Democrat Barbara Buono toured a Trenton high school that Gov. Chris Christie had refused to visit, describing the conditions inside the building Thursday as so poor the school should be closed immediately for emergency repairs.
Buono said the 80-year-old building's leaky roof, crumbling ceilings and mold-infested walls are a health hazard and learning impediment for the 1,900 mostly minority teenagers who attend Trenton Central High School. She said the students should be temporarily schooled elsewhere while the building is made safe.
"I've been in prisons that look better than this," she said after a half-hour tour set up by student leaders. Christie declined a similar invitation.
Buono also blasted Christie, her opponent in the Nov. 5 governor's race, for failing to fix the capital city's only public high school. The governor said the Schools Development Authority under his administration has jurisdiction but the SDA said emergency repairs are the school district's responsibility.
Buono characterizing the school's state of disrepair as "a reflection of Chris Christie's abysmal leadership."
"The children are suffering because it's not in (Christie's) political self-interest (to fix the school)," Buono said. "If my administration had held up funding for four years to fix this school and others like it, I'd be embarrassed that I hadn't even come one time for a visit."
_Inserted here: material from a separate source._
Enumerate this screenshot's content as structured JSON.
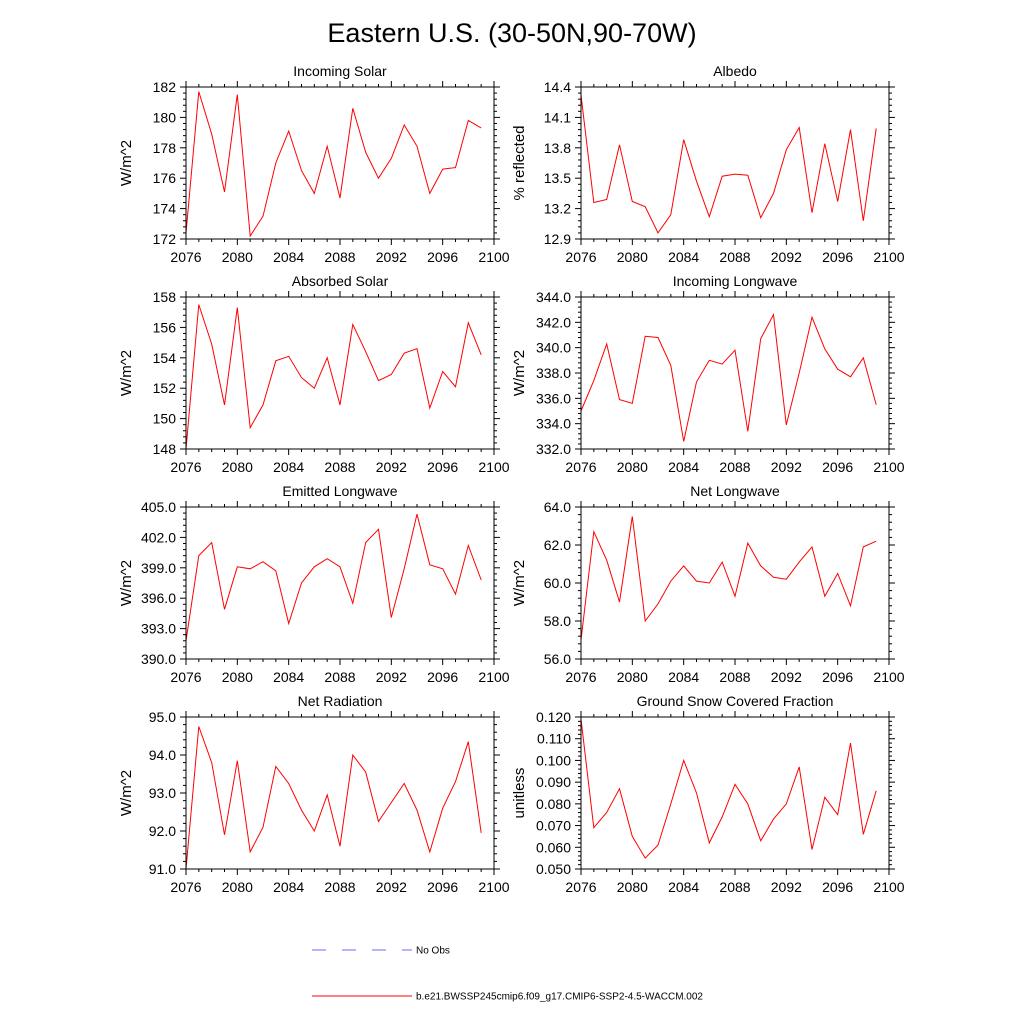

Buono was joined by school officials, teachers union leaders and state lawmakers who represent the district.
The school district, which Assemblyman Reed Gusciora said is spending $2.6 million on emergency repairs, is suing the state.
The SDA has designated up to $27 million for repairs, starting with the roof, officials said, but repairs aren't scheduled to start until next year and won't be completed until 2015.
The agency issued a statement Thursday evening saying an architectural design team has been developing a plan to improve conditions at the school and that it spent $391,000 to patch a portion of the roof.
The SDA also pursued the idea of building a new high school in 2009, the administration noted, but it was rejected by members of the community who favored preserving the historic existing building. A working group was formed in January to pursue capital improvements to the school.
Trenton has been classified an Abbott school district, which means it is one of the state's poorest and determined by the courts to be providing an inadequate education to its students. The state was ordered to improve facilities, equipment and learning opportunities at the mostly minority schools.
One of the chants heard at a rally before the tour was "release the money," meaning without further delay. Another chant led by students and teachers was "we deserve better."
Former school superintendent Raymond Broach said the school's many deficiencies were documented and photographed and air quality tests completed two years ago and submitted to SDA.
He said there's been no forward movement since.